Punctuating years of political combat, today marks the beginning of Medicaid enrollment under the new expansion rules, vastly broadening eligibility in a program that was previously one of the least generous in the country.
The new rules, passed by the General Assembly in a special session earlier this year, allows those with an annual income up to 138 percent of the federal poverty level — or $16,753 for individuals and $34,638 for a family of four — to enroll, including previously excluded single adults.
Under the state’s old rules, a disabled adult could only make $9,700 a year to qualify, while parents of young children were limited to just $6,900 a year.
Since expansion passed the General Assembly in May, the Department of Medical Assistance Services, which manages Medicaid in Virginia, has been focused on expanding coverage by January and encouraging as many of the estimated 400,000 newly-eligible Virginians to sign up as possible.
It started a website, www.coverva.org, to provide information about expansion, and new enrollees can sign up online (at CommonHelp or through healthcare.gov). They can also mail in a paper form or visit their local Department of Social Services, which has also been gearing up to enroll the newly eligible population.
But questions remain about expansion as the state barrels toward January. DMAS is due to submit a waiver to the federal government this week requesting permission to launch a new work requirement for Medicaid beneficiaries.
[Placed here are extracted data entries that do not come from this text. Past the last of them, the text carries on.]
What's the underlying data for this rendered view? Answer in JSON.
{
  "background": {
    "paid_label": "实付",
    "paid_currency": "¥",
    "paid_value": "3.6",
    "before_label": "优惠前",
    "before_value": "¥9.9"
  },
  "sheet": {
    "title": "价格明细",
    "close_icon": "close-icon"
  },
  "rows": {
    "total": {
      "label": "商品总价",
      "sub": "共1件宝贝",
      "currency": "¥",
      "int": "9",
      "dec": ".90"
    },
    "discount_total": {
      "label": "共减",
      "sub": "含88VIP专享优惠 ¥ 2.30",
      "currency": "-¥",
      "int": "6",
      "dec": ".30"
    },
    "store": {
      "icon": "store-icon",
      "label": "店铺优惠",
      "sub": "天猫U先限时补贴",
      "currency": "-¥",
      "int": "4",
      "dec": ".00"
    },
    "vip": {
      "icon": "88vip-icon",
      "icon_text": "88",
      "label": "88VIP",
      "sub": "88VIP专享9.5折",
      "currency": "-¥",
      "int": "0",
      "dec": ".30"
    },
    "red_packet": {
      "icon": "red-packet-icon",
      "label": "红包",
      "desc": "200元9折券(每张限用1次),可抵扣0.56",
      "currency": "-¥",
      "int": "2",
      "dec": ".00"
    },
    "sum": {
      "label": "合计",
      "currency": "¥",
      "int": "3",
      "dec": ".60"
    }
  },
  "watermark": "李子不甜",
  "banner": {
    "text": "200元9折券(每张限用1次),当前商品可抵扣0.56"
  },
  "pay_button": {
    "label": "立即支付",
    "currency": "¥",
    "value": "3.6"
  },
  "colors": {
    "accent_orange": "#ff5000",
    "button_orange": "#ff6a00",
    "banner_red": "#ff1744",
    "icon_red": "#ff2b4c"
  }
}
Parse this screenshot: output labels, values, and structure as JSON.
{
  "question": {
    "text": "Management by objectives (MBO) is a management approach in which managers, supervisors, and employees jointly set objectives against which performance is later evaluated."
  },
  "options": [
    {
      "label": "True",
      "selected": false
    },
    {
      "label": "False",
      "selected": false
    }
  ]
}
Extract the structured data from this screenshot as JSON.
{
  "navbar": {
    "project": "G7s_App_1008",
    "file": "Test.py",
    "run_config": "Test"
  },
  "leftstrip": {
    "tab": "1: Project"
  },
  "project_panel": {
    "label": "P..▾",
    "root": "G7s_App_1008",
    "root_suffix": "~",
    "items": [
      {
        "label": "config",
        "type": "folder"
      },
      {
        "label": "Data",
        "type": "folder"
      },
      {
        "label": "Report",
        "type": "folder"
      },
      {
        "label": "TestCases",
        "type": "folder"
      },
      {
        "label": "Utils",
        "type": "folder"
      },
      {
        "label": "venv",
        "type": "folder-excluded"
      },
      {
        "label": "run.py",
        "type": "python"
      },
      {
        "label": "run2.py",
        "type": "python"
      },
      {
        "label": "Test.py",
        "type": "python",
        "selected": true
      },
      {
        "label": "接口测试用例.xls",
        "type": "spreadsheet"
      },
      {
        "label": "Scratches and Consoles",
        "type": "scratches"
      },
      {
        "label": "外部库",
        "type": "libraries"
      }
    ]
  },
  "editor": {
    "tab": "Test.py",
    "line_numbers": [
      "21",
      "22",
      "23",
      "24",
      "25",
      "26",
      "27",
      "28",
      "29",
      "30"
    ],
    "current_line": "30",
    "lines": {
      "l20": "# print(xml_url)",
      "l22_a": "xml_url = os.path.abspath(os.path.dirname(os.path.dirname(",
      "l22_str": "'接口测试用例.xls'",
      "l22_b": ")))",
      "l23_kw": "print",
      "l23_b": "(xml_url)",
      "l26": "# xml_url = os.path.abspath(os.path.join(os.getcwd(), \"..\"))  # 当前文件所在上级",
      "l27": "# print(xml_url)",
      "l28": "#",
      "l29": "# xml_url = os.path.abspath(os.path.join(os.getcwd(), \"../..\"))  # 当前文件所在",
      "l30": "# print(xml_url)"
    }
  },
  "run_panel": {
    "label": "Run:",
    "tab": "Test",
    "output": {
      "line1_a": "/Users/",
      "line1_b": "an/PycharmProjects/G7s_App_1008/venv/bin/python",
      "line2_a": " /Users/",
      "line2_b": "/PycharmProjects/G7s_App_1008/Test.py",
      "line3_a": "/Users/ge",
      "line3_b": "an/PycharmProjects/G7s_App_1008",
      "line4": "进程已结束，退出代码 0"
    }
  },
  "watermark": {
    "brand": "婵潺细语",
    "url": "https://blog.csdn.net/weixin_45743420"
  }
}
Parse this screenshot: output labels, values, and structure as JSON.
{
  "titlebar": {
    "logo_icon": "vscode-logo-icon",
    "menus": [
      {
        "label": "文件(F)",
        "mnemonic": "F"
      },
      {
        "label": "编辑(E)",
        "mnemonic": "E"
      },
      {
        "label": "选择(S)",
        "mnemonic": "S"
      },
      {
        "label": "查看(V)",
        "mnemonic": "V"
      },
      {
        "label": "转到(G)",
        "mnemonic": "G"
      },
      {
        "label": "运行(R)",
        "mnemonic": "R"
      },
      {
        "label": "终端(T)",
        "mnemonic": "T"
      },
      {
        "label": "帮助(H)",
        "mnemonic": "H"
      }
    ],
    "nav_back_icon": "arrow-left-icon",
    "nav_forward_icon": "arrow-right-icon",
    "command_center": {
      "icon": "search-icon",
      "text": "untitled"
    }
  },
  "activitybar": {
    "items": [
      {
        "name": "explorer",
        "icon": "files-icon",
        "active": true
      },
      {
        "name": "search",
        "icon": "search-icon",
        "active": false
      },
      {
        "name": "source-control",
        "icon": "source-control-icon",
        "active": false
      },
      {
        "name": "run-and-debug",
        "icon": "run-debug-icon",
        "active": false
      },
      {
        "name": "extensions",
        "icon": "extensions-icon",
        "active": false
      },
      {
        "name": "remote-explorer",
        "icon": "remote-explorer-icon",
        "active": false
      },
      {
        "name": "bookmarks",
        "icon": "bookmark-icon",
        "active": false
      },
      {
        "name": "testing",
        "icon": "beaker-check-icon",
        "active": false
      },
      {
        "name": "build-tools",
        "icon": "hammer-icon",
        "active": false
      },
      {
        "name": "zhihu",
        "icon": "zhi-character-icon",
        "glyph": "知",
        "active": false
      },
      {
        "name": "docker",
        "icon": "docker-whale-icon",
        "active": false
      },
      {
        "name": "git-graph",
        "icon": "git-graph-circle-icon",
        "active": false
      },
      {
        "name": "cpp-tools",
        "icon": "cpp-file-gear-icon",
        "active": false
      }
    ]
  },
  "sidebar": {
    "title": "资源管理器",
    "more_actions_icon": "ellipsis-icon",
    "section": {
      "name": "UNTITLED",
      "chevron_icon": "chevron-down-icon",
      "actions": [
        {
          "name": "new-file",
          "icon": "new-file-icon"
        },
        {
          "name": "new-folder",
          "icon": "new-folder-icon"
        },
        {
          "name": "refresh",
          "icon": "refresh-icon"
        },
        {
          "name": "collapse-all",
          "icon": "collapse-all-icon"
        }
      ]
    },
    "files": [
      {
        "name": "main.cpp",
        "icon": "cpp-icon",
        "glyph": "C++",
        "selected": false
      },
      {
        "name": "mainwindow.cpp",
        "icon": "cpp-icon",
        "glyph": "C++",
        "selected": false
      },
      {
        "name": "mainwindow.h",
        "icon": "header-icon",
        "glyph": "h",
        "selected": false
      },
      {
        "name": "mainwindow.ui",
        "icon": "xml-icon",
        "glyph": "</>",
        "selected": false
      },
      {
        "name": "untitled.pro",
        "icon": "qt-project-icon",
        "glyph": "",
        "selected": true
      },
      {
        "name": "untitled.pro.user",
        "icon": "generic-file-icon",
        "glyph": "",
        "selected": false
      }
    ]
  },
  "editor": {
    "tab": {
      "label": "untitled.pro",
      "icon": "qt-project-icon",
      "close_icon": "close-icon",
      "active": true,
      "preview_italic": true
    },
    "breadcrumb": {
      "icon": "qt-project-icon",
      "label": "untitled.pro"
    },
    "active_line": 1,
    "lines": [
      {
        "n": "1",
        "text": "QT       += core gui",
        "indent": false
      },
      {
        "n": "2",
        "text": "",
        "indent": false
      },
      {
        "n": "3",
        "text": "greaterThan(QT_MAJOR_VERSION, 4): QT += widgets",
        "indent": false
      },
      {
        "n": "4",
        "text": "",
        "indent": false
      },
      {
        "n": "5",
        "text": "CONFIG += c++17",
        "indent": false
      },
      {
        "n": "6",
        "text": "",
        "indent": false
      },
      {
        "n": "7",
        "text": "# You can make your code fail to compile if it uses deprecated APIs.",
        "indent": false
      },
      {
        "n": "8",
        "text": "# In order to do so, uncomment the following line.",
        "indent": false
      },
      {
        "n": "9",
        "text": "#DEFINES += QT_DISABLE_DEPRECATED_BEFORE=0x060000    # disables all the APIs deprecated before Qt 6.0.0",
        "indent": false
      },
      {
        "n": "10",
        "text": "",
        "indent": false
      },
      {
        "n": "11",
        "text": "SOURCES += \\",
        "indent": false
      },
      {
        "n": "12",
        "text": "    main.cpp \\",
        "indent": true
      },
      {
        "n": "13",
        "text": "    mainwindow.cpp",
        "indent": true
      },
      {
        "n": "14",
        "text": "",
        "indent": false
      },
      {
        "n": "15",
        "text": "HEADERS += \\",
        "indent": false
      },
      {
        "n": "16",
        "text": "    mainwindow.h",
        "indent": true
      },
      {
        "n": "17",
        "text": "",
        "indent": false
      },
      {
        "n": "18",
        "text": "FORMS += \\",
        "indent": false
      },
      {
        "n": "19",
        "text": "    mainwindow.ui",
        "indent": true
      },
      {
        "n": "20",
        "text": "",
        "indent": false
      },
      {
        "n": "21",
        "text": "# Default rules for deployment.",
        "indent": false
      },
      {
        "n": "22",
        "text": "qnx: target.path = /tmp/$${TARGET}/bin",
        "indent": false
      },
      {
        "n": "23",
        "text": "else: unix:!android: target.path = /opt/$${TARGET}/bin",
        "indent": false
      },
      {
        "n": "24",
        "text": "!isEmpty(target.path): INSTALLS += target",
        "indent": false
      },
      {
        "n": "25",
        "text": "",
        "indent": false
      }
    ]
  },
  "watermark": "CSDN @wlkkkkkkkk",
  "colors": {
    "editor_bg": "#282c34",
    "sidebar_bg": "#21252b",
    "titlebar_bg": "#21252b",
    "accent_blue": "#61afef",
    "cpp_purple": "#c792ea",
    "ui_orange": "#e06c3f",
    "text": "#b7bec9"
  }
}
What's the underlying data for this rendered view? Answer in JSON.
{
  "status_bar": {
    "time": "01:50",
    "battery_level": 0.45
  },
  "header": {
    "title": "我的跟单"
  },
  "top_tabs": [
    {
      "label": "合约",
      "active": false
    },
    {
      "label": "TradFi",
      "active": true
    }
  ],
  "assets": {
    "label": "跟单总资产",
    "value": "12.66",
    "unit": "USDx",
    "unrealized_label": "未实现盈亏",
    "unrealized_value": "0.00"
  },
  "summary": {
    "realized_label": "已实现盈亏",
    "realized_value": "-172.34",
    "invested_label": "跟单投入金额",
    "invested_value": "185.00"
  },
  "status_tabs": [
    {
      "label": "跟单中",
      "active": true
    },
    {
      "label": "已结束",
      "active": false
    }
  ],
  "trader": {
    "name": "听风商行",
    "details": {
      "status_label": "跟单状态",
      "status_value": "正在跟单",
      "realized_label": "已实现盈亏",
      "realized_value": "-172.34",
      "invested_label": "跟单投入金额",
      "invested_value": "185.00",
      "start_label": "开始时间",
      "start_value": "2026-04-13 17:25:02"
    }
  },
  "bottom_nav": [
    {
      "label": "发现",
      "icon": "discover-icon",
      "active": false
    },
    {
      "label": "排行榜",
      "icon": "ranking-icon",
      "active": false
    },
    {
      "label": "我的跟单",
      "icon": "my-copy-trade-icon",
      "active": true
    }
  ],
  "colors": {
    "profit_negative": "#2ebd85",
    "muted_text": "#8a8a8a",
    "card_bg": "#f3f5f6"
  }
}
But it could still take up to two years to launch that requirement, a timeline that has left Republicans fuming.
According to health care advocates, expansion will make a huge difference in the lives of thousands of low-income Virginians. Up to half of the expansion population is estimated to have a mental-health or substance-use diagnosis.
But barriers will remain for many. The state’s free clinics often cover people up to 200 percent of the federal poverty level or higher, and now they’re preparing for what expansion means for them as they continue to serve those who still go without insurance.
And Medicaid doesn’t cover everything. Most notably, the program lacks a dental benefit for adults, who often find themselves visiting free mobile clinics to get painful teeth extracted.